Good interpretation: "The p-value of $0.042$ is the probability of obtaining a sample proportion as far or farther from $0.65$ than $0.58$ (in either direction), assuming that the true proportion is $0.65$ ."

What to Include

Every p-value interpretation should include:

The p-value itself (the number)
What was observed (the sample statistic)
The direction of extreme (based on $H_{a}$ )
The assumption ("assuming $H_{0}$ is true" in context)

What NOT to Say

❌ "The probability that the null hypothesis is true is $0.023$ "

❌ "There's a $2.3$ % chance that $p = 0.40$ "

❌ "The probability the alternative is true is $0.977$ "

❌ "The null hypothesis is false with probability $0.977$ "

Small p-Values: Evidence for the Alternative

Small p-values indicate that the observed test statistic would be unusual if the null hypothesis were true.

The Logic

If we observe something that would be very rare under $H_{0}$ , we have two options:

$H_{0}$ is true, and we just witnessed a rare event
$H_{0}$ is false, which explains why we saw what we saw

Small p-values suggest option 2 is more reasonable.

What "Small" Means

The smaller the p-value, the more convincing the statistical evidence for the alternative hypothesis.
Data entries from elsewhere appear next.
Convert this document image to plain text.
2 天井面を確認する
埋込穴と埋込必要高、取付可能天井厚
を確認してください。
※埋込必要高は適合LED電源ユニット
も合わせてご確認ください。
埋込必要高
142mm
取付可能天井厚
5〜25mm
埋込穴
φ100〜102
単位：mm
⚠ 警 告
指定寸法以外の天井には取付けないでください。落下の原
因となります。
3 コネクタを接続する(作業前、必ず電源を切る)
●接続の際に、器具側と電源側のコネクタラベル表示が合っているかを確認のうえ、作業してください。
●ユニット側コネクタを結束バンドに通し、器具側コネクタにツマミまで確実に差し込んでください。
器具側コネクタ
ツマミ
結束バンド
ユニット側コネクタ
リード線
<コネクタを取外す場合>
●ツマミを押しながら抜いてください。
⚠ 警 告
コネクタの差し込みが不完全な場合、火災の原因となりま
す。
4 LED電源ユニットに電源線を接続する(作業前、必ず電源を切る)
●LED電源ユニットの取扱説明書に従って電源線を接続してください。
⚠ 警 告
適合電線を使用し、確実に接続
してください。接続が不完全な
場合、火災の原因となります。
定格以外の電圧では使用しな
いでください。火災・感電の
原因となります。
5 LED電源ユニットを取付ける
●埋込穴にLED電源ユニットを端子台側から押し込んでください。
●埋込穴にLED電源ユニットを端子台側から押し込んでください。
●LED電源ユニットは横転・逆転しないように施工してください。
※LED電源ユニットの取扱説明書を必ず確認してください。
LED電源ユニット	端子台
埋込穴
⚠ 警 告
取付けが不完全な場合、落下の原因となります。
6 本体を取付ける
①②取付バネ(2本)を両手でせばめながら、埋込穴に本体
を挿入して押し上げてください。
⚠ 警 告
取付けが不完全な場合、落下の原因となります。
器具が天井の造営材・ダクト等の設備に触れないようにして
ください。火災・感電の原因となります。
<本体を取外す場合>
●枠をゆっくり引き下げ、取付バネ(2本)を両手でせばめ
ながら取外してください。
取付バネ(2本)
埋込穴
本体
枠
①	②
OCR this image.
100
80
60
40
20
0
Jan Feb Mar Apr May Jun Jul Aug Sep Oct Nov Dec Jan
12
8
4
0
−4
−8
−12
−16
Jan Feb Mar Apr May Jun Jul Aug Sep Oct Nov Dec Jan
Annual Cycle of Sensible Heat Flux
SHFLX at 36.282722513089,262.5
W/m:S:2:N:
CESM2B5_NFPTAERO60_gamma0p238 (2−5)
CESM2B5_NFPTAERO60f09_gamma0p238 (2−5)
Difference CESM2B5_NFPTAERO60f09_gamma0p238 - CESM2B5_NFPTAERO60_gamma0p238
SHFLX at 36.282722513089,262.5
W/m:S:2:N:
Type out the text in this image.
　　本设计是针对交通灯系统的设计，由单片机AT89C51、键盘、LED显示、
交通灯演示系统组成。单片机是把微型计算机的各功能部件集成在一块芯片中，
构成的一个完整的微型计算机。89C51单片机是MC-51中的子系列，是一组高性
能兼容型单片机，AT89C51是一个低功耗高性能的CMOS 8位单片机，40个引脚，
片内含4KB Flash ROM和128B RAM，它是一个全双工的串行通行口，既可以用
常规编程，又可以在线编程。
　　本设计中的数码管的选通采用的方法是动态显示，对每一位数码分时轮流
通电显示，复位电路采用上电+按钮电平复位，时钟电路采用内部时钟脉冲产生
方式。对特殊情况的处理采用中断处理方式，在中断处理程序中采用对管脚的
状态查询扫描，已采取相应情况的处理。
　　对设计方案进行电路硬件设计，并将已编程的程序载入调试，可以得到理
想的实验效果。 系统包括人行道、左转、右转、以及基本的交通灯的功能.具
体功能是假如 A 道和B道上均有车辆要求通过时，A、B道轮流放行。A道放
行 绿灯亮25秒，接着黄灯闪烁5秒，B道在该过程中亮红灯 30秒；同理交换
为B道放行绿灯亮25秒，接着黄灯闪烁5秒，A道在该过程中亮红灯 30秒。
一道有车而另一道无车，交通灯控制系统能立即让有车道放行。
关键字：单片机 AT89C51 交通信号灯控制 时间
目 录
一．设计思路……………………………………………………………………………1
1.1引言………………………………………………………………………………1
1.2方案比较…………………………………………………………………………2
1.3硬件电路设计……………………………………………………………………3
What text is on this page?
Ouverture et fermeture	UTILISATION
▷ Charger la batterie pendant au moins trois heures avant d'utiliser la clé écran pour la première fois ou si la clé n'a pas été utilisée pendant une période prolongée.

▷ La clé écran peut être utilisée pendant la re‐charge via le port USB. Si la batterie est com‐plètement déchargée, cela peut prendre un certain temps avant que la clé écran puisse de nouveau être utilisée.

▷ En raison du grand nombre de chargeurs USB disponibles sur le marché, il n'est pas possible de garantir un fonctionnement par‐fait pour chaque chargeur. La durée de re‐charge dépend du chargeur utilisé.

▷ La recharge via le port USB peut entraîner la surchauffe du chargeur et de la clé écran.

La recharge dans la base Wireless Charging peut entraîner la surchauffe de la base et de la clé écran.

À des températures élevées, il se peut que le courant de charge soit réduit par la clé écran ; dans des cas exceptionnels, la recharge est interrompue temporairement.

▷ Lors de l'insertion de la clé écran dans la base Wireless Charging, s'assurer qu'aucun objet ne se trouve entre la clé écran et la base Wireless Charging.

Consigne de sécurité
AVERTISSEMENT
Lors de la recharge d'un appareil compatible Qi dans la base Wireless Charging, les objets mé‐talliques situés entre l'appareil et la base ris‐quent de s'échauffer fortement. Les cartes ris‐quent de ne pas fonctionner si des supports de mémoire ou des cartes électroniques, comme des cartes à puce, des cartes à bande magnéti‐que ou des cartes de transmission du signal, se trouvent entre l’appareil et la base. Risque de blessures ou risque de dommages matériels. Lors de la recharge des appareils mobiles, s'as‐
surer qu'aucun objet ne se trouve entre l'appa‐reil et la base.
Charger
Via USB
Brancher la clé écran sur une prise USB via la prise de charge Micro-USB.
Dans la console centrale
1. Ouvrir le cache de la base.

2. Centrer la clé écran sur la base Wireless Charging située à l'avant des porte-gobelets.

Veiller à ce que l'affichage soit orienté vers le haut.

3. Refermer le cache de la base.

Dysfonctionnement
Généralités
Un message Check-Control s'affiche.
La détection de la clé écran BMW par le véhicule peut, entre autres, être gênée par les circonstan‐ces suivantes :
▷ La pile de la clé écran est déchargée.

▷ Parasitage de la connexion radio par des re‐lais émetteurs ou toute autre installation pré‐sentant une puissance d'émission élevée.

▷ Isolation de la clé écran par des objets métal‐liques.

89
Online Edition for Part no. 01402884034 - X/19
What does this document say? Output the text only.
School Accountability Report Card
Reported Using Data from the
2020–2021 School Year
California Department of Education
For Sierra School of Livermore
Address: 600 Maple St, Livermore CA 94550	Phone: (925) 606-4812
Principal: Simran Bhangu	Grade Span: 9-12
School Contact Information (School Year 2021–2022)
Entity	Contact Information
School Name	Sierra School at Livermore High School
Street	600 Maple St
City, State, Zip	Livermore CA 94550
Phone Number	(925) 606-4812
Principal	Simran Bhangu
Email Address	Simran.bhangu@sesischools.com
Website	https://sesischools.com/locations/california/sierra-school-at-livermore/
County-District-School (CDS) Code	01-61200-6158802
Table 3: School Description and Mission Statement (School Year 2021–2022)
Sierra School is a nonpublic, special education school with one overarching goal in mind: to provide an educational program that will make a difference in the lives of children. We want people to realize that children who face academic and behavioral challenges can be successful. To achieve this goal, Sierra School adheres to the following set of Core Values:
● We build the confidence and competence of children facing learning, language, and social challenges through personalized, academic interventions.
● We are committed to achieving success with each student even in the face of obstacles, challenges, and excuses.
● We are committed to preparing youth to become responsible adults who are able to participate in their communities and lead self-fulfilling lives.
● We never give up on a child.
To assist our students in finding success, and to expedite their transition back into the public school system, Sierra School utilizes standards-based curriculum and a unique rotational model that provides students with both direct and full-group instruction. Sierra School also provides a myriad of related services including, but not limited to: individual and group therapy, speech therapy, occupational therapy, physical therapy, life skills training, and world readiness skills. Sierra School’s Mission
Common benchmarks (significance levels):

$p < 0.01$ : Very strong evidence against $H_{0}$
$p < 0.05$ : Strong evidence against $H_{0}$
$p < 0.10$ : Moderate evidence against $H_{0}$

Interpreting Small p-Values

When the p-value is small:

The observed data would be unusual if $H_{0}$ were true
We have convincing statistical evidence for $H_{a}$
The data are not consistent with $H_{0}$
We typically reject $H_{0}$ (formal decision in Topic 6.6)

Example: p-value = $0.008$ "A sample result this extreme would occur only about $0.8%$ of the time if the null hypothesis were true. This provides strong evidence for the alternative hypothesis."

Large p-Values: Lack of Evidence

p-values that are not small indicate that the observed test statistic would not be unusual if the null hypothesis were true.

The Logic

If we observe something that's reasonably likely under $H_{0}$ , we don't have reason to doubt $H_{0}$ .

Important: This does NOT mean $H_{0}$ is true! It means our data are consistent with $H_{0}$ .

What Large p-Values Tell Us

When the p-value is large:

The observed data would be reasonably likely if $H_{0}$ were true
We do not have convincing statistical evidence for $H_{a}$
The data are consistent with $H_{0}$
We typically fail to reject $H_{0}$ (formal decision in Topic 6.6)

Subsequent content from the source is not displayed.